A flexible Elation lighting package integrates with video throughout the 4,500-capacity venue (photo: Shane O'Neal)
USA - Clubbing in Sin City is running in high gear with several high-profile club openings in Las Vegas this year includingVictor Drai's new Drai's Beach Club & Nightclub atop the Cromwell Hotel. Elation lighting plays an integral part in the club's visually stimulating lighting, designed by Steve Lieberman of SJ Lighting, the man behind other recent Vegas club openings with Elation lighting rigs (Marquee, Life at SLS).

The 65,000 sq ft venue features both indoor and outdoor areas, including a rooftop party porch and all the VIP amenities you would expect from a club of this stature. The club embodies the attention to detail we've come to expect from nightlife mogul Victor Drai as well as Steve Lieberman, who has surrounded clubbers in an adrenalin-producing immersive lighting atmosphere.

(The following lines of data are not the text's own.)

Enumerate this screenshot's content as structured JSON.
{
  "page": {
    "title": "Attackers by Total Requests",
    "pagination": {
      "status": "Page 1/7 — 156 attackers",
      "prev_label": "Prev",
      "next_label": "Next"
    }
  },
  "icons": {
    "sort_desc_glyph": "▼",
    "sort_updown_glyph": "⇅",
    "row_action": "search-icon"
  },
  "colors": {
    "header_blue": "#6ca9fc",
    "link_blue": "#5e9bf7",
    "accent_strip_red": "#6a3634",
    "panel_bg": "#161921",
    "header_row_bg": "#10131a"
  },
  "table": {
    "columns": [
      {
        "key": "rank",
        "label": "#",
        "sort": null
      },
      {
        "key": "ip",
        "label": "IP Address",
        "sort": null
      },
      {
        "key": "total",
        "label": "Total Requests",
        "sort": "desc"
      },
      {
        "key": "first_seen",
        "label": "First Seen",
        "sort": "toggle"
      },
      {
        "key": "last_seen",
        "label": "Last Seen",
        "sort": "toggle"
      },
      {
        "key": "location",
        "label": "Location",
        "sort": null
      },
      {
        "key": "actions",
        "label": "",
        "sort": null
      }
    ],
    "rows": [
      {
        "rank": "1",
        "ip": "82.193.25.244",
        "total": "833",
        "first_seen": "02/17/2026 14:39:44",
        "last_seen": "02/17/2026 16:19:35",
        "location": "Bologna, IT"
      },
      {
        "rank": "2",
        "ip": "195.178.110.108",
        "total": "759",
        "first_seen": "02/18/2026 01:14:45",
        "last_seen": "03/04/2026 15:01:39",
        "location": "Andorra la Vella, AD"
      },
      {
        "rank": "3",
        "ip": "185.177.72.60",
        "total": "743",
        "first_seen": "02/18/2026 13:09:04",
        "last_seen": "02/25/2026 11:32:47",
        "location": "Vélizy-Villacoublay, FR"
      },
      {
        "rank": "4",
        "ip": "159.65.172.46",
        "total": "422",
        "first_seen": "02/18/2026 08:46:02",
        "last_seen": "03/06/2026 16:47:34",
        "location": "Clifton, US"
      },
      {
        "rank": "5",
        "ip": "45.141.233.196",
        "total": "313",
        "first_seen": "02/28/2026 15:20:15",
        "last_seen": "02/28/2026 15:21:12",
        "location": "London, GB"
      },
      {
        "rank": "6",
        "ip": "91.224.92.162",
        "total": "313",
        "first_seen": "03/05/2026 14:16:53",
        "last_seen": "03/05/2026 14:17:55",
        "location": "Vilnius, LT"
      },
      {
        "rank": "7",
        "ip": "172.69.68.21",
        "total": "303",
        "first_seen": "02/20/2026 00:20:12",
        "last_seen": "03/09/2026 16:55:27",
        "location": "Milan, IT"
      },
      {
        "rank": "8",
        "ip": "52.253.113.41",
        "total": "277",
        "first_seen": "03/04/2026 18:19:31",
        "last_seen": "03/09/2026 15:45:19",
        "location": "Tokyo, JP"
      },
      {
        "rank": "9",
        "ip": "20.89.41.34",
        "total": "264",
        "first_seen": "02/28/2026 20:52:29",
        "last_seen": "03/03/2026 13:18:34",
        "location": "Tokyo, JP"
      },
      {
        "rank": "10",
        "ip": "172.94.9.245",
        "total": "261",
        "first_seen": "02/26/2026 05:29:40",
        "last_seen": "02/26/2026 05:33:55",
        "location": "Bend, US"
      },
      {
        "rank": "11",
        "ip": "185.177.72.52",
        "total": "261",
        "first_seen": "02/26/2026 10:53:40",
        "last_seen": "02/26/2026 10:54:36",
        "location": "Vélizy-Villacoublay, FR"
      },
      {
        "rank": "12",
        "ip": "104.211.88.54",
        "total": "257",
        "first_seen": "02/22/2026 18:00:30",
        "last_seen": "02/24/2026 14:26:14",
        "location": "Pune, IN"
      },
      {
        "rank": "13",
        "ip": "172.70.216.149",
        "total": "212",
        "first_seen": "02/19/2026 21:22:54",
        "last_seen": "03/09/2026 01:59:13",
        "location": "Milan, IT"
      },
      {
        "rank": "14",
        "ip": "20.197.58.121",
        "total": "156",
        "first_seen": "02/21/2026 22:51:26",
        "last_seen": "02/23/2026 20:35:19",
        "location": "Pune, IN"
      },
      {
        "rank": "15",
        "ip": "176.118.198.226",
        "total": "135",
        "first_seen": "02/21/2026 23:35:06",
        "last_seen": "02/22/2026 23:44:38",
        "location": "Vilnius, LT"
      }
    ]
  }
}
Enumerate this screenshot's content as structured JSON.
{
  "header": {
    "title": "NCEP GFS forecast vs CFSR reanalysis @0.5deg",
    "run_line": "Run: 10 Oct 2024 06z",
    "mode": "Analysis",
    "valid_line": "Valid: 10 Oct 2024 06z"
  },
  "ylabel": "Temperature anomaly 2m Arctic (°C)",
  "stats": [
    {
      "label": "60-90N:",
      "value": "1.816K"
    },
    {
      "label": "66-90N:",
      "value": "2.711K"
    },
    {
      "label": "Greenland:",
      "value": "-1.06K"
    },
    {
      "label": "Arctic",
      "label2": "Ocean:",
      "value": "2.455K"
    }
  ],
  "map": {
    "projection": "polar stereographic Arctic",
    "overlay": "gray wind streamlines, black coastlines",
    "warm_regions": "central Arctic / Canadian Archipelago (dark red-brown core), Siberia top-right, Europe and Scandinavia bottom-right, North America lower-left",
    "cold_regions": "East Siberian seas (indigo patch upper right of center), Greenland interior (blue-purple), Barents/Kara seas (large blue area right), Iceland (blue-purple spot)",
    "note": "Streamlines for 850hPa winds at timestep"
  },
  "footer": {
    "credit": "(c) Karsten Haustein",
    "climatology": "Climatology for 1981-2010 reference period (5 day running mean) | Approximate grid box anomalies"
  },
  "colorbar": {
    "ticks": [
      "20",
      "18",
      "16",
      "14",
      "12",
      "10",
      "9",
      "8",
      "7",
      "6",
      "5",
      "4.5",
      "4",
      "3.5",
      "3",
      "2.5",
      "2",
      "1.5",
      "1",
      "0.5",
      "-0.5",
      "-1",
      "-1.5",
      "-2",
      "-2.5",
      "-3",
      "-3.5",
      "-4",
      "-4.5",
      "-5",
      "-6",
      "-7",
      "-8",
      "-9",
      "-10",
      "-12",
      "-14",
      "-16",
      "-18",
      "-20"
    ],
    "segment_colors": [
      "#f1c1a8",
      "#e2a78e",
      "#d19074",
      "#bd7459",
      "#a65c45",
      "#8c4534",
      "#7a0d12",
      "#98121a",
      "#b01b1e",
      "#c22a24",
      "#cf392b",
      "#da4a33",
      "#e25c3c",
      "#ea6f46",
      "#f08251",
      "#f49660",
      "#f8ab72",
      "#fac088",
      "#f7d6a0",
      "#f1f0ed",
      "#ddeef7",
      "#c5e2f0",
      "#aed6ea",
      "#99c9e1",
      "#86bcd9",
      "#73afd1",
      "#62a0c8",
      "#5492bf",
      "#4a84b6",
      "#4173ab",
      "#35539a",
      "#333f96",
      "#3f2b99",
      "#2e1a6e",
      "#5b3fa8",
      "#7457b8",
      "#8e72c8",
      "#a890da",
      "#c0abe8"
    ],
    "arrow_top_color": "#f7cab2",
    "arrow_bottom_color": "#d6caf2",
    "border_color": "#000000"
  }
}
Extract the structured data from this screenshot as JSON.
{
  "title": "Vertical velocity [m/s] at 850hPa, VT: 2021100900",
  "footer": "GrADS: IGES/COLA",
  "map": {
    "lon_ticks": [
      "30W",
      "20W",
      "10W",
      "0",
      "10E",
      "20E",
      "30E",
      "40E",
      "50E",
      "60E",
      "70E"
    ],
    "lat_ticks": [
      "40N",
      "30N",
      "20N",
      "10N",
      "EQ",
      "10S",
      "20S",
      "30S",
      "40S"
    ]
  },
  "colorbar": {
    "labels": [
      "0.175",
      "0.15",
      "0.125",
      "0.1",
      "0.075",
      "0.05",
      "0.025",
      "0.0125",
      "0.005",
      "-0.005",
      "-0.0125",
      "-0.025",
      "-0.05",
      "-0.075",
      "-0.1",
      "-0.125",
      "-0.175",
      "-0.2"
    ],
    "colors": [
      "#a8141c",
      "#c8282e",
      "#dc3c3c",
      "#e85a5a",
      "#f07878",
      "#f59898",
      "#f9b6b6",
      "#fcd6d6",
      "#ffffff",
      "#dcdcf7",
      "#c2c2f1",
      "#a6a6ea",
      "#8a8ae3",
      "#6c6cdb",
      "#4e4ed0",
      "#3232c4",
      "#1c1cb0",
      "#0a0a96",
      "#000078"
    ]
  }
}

A flexible Elation lighting package integrates with video throughout the 4,500-capacity venue. Surrounding the dance floor's custom-built 80-sided polygon centerpiece ball is a complement of spots, beams and washes, "the three basic food groups of lighting" as Steve describes it. Given a high degree of autonomy in creating the lighting, he layered into the design Elation Platinum Spot 5R Pro and Platinum Beam 5R Extreme moving heads, along with Rayzor Q12 Zoom LED wash lights and Protron LED strobes.

The system is used for broad washes, edgy spot and strobe lighting, as well as aerial effects with each night requiring anything from big lighting looks for those energetic peaks to more subtle moments with atmosphere-generating details. Other effects like laser and blinder effects as well as video are layered in. "Between those fixtures it gives a lot of different options and elements to make the space more dynamic from a live show where you need more traditional elements to dance floor lighting," Steve comments.

The successful result at Drai's is the outcome of Steve's thorough design process part of which involves turning on only one layer of lighting at a time to see if the pattern makes sense and also to make sure that it fills out the room and feels right. Designed with flexibility in mind to keep the lighting fresh and stimulating, the design forms a single cohesive element with all lighting elements working together.